Understanding the difference between fact and dimension tables is essential in data warehousing and business intelligence. These two types of tables work together to provide meaningful insights from raw data.
What is a Fact Table?
A fact table is the central table in a star or snowflake schema that stores quantitative data for analysis. Fact tables typically contain numerical metrics or measurements of a business process. They are used to track performance and analyze trends over time.
Characteristics of Fact Tables:
- Stores measurable, numeric data such as sales amount, quantity sold, or revenue.
- Contains foreign keys referencing dimension tables.
- Usually has a large number of records because it captures detailed transactional data.
- Supports aggregation for reporting, such as sums, averages, or counts.
Example of Fact Table:
A sales fact table may include columns like Sale_ID, Date_ID, Product_ID, Customer_ID, Quantity_Sold, and Total_Sales_Amount.
What is a Dimension Table?
A dimension table provides descriptive context to the data stored in fact tables.

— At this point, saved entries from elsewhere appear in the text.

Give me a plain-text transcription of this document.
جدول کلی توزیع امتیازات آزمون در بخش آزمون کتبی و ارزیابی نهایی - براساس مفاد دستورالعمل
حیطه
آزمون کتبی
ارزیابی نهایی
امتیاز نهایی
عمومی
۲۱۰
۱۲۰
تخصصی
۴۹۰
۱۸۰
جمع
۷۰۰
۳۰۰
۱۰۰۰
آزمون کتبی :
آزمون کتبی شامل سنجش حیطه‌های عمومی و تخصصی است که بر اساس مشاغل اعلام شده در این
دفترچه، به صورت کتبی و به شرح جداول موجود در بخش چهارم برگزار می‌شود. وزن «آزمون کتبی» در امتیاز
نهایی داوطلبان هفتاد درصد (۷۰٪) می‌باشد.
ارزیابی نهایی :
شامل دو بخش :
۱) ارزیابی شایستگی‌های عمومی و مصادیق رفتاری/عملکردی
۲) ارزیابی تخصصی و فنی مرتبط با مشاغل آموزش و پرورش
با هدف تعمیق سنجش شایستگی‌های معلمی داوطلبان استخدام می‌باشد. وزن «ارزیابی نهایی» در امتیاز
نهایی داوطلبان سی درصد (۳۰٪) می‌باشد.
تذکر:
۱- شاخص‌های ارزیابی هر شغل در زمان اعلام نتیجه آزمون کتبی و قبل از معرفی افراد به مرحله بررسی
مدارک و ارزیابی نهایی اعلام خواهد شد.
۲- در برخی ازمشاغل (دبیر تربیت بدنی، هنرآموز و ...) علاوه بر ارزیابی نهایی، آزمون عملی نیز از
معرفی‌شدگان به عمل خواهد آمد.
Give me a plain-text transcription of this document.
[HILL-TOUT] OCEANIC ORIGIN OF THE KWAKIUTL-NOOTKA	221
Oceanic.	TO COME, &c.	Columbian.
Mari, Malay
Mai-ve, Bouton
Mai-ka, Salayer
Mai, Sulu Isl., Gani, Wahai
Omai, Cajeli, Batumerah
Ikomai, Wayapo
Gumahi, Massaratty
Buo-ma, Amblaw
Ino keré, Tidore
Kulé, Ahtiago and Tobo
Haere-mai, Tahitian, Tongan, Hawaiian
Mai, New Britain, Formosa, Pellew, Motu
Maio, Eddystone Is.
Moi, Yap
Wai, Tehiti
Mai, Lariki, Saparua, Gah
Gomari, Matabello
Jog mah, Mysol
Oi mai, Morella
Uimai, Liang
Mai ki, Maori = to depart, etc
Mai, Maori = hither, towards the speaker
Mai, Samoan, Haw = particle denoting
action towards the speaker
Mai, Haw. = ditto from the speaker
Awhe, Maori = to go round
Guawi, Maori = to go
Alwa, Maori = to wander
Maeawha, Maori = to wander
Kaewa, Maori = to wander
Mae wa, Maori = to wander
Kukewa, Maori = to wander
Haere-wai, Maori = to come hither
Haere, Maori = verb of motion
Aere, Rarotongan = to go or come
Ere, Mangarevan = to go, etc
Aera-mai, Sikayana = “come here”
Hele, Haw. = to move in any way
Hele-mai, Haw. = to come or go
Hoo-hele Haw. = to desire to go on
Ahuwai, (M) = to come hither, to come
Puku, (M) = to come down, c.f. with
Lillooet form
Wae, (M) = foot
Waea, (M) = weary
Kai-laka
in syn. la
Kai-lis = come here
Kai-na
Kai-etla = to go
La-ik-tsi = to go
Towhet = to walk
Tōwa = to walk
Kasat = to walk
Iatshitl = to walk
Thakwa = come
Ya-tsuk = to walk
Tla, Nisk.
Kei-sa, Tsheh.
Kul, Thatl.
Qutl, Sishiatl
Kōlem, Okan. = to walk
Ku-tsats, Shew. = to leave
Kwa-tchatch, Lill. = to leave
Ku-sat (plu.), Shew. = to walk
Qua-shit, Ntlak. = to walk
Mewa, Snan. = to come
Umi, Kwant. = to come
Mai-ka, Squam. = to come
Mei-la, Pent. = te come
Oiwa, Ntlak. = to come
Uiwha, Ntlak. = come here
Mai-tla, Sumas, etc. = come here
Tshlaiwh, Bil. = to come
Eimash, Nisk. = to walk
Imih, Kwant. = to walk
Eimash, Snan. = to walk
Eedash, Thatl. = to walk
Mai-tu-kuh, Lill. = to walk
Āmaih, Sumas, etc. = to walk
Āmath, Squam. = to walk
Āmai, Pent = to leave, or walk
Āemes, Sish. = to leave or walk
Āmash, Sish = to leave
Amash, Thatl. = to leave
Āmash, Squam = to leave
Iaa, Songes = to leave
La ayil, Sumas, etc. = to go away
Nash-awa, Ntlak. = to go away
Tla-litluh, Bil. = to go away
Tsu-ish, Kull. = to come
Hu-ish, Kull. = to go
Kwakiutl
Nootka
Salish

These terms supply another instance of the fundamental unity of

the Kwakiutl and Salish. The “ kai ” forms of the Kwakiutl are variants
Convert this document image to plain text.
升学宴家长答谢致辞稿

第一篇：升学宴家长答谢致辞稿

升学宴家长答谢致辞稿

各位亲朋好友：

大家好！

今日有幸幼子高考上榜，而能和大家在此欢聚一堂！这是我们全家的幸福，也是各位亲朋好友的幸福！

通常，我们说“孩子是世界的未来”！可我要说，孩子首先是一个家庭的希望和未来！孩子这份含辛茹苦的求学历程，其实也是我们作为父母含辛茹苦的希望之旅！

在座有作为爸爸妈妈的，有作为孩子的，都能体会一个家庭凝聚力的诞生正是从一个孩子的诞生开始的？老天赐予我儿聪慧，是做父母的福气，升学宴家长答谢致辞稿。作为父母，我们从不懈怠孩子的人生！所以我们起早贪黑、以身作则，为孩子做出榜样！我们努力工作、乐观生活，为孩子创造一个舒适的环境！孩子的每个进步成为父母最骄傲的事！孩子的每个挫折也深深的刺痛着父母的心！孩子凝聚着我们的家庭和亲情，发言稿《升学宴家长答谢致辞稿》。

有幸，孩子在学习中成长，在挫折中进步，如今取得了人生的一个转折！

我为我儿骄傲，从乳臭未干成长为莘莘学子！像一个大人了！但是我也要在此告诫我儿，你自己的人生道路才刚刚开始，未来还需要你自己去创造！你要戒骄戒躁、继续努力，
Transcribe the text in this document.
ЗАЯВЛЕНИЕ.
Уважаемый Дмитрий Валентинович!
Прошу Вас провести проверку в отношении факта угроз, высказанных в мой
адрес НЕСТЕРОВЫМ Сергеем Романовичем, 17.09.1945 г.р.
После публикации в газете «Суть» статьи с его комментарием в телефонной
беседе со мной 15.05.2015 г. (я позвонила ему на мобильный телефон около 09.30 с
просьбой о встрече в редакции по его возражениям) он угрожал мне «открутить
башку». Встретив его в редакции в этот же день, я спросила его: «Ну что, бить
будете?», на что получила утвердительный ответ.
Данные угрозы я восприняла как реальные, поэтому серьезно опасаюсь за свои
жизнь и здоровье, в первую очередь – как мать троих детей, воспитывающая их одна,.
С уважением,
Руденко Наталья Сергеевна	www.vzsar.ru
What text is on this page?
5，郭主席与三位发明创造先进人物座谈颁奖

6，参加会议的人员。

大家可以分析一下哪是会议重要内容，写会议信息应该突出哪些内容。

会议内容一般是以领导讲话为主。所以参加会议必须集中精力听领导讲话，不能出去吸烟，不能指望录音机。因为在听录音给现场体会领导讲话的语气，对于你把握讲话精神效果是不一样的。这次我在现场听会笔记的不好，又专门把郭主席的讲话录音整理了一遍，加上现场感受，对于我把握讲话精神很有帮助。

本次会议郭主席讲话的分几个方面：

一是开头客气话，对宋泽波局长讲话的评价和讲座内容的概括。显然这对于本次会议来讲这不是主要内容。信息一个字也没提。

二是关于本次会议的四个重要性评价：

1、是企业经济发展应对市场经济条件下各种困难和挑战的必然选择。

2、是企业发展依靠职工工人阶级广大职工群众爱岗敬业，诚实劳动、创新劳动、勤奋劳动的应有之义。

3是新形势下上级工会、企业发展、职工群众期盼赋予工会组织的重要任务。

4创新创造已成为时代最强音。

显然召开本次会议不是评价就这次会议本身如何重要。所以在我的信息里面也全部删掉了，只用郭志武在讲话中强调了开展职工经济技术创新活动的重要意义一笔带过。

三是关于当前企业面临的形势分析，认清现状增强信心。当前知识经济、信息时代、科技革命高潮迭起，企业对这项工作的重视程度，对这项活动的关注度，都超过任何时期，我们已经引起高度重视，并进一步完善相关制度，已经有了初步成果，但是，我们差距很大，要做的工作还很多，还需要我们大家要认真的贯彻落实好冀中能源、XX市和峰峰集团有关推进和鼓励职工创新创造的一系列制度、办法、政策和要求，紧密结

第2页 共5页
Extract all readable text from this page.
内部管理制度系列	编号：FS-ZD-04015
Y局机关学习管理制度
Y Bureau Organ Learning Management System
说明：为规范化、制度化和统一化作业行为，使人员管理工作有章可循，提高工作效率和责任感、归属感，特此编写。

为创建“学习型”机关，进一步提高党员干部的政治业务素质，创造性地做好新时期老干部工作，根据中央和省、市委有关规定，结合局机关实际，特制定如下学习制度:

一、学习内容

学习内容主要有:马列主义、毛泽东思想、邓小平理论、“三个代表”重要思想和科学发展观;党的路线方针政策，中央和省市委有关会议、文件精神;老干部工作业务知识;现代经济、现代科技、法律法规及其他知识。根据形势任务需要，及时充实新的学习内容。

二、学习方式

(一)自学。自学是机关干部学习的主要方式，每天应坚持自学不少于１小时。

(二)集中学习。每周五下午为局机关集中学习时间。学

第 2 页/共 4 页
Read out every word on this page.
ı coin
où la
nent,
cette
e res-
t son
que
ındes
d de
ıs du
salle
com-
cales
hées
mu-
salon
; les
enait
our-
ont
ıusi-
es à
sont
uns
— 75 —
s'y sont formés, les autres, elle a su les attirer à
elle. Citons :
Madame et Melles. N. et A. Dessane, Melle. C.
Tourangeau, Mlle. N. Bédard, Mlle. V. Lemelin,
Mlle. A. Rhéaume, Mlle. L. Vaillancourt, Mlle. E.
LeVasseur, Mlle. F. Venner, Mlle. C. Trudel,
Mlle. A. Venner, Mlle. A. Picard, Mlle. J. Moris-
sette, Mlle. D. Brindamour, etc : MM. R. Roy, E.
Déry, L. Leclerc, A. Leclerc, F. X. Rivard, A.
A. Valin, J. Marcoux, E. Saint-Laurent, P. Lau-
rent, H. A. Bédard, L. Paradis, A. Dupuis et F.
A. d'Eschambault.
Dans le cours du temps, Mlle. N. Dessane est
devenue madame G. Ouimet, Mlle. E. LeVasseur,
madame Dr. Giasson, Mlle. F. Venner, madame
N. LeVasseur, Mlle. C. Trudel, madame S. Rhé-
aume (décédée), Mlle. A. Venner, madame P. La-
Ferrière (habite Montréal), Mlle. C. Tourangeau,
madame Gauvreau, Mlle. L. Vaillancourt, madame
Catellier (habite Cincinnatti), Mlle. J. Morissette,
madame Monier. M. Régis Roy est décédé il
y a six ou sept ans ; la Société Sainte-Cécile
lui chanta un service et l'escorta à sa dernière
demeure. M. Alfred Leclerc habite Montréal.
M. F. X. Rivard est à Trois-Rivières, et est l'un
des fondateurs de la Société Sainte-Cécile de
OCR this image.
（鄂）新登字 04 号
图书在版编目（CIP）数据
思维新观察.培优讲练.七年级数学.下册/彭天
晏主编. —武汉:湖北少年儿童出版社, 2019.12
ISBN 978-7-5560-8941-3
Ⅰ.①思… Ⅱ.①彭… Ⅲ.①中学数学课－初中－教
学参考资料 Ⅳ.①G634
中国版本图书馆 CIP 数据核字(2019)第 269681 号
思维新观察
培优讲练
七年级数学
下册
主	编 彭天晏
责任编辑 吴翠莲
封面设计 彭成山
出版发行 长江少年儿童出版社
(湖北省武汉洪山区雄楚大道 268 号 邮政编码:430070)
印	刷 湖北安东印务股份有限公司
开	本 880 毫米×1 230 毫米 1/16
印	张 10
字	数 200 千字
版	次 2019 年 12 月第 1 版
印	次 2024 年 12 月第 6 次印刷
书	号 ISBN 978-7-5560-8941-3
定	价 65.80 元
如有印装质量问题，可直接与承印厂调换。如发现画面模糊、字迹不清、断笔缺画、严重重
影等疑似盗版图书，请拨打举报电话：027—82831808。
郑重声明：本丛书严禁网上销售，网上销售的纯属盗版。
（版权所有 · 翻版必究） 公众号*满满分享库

Dimension tables contain attributes that describe business entities and allow users to slice and dice fact data for analysis.
Characteristics of Dimension Tables:
- Stores descriptive information like product name, customer location, or date.
- Contains a primary key that uniquely identifies each record.
- Usually smaller in size compared to fact tables.
- Helps in filtering, grouping, and labeling data in reports and dashboards.
Example of Dimension Table:
A product dimension table may include Product_ID, Product_Name, Category, Brand, and Supplier.
Key Differences Between Fact and Dimension Tables
Fact tables focus on what happened through numeric measurements.
Dimension tables focus on descriptive context to answer questions like who, what, when, and where.
Summary of Differences:
- Fact tables: numeric data, foreign keys, large volume, analytical metrics.
- Dimension tables: descriptive data, primary keys, smaller volume, provides context.
Why the Distinction Matters
Properly designing fact and dimension tables is crucial for efficient querying, accurate reporting, and meaningful analytics. Fact tables without dimensions are difficult to interpret, while dimension tables without facts provide limited analytical value.